Creatinine Clearance: Measurement, Understanding Results, Kidney Function, and Low Creatinine Clearance

It is a waste product of the normal breakdown of muscle tissue.

As creatinine is produced, it is filtered through the kidneys and excreted in the urine. Doctors measure the level of creatinine in the blood as a test of kidney function.

The kidneys’ ability to handle creatinine is called the creatinine clearance rate, which helps estimate the glomerular filtration rate (GFR), the rate of blood flow through the kidneys.

Normal kidney function and GFR

All the blood in the body flows through the kidneys hundreds of times a day. The kidneys push the liquid part of the blood through tiny filters (called nephrons) and then reabsorb most of the liquid back into the blood.

Fluid and waste products that are not reabsorbed by the kidneys are eliminated like urine.

The rate of blood flow through the kidneys is the glomerular filtration rate or GFR. (The glomeruli are microscopic bundles of blood vessels within the nephrons, and they are crucial parts of the filtration system.)

Glomerular filtration rate cannot be measured directly, that’s where the measurement of creatinine clearance comes in.

What is creatinine clearance?

Creatinine is a waste product that is continually produced during normal muscle breakdown. The kidneys transfer creatinine from the blood to the urine and reabsorb little of it.

The amount of blood that the kidneys can release creatinine per minute is called creatinine clearance.

Creatinine clearance in a healthy young person is approximately 95 milliliters per minute for women / 120 milliliters per minute for men. This means that every minute, that person’s kidneys remove 95-120 ml of creatinine-free blood. The GFR can vary based on age, gender, and size.

Measurement of creatinine clearance and kidney function

There are two main methods:

By measuring the amount of creatinine present in a urine sample collected over 24 hours. This method requires a person to put all of their urine in a plastic jug for one day, then bring it in for testing.

Glomerular filtration rate can be estimated using a single blood creatinine level, which your doctor enters into a formula. There are different formulas available, which take into account age, gender, and sometimes weight and ethnicity. The higher the creatinine level in the blood, the lower the estimated GFR.

Understanding an Abnormal Creatinine Test Result

Doctors determine the severity of chronic kidney disease with a staging system that uses GFR:

  • Stage 1 : GFR 90 or higher (normal kidney function).
  • Stage 2: GFR 60-89 (mild decrease in kidney function).
  • Stage 3a: GFR 45-59 (mild to moderate decrease in kidney function).
  • Stage 3b: GFR 30-44 (moderate to severe decrease in kidney function).
  • Stage 4: GFR 15-29 (severe decrease in kidney function).
  • Stage 5: GFR less than 15 ( kidney failure , usually requiring dialysis).

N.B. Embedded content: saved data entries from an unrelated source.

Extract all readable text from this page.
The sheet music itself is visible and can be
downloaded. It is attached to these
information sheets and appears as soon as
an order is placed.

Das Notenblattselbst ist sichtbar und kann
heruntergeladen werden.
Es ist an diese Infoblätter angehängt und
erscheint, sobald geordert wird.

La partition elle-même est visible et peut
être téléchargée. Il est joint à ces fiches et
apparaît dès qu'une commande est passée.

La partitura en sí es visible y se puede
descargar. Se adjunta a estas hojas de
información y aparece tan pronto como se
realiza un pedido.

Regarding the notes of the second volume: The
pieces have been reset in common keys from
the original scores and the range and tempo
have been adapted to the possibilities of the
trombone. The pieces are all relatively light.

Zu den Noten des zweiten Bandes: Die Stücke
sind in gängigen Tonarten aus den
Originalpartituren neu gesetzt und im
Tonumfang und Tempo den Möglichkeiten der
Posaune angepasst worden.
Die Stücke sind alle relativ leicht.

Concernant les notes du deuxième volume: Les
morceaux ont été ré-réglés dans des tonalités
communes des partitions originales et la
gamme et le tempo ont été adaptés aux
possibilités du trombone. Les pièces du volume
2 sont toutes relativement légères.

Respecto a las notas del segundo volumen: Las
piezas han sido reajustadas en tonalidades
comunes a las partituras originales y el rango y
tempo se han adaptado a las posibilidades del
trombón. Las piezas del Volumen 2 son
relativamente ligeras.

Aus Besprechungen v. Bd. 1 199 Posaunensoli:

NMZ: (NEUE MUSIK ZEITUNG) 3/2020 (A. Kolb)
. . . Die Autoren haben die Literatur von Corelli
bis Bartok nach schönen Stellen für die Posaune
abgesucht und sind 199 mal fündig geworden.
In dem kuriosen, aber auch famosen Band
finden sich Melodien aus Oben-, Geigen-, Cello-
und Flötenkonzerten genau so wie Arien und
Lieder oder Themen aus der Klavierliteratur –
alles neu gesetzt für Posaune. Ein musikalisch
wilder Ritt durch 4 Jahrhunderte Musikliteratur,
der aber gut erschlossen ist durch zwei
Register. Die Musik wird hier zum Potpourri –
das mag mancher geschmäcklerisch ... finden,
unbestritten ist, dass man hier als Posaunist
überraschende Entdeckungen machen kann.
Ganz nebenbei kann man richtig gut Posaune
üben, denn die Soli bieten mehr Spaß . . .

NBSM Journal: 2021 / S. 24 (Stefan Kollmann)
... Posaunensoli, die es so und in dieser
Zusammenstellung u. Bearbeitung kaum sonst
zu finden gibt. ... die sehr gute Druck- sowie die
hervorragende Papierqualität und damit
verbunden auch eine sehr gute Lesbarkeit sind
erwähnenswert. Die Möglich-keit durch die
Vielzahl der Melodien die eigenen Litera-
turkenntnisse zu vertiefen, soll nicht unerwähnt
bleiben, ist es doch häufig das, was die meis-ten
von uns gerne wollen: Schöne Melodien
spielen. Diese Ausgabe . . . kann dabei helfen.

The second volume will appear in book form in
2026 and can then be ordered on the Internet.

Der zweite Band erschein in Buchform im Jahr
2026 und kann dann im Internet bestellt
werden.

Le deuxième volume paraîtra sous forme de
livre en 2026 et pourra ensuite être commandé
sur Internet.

People over the age of 60 may have a seemingly normal blood creatinine level, but still have a low GFR and creatinine clearance. The 24-hour urine collection method, or one of the GFR estimation formulas, can more accurately identify decreased kidney function .

What to do with a low creatinine clearance

If you have a low GFR or creatinine clearance, your doctor will devise an action plan with you to address the problem.

The main causes of chronic kidney disease are high blood pressure and diabetes. If you have these conditions, the first step is to control them with improved diet, exercise, and medications. If these conditions are not present, more tests may be needed to identify the cause of kidney disease.

Regularly monitoring your GFR or creatinine clearance allows you and your doctor to track any decline in kidney function over time. Your doctor may need to make changes to your medications to accommodate any decline in kidney function.

Because over-the-counter medications (especially medications for minor aches, pains, and headaches), herbs, and supplements can affect your kidneys, do not take any of these without first checking with your doctor.

Most people don’t need dialysis until their GFR and creatinine clearance drop very little. However, because kidney function naturally declines with age, it is important to act early to preserve as much kidney function as possible.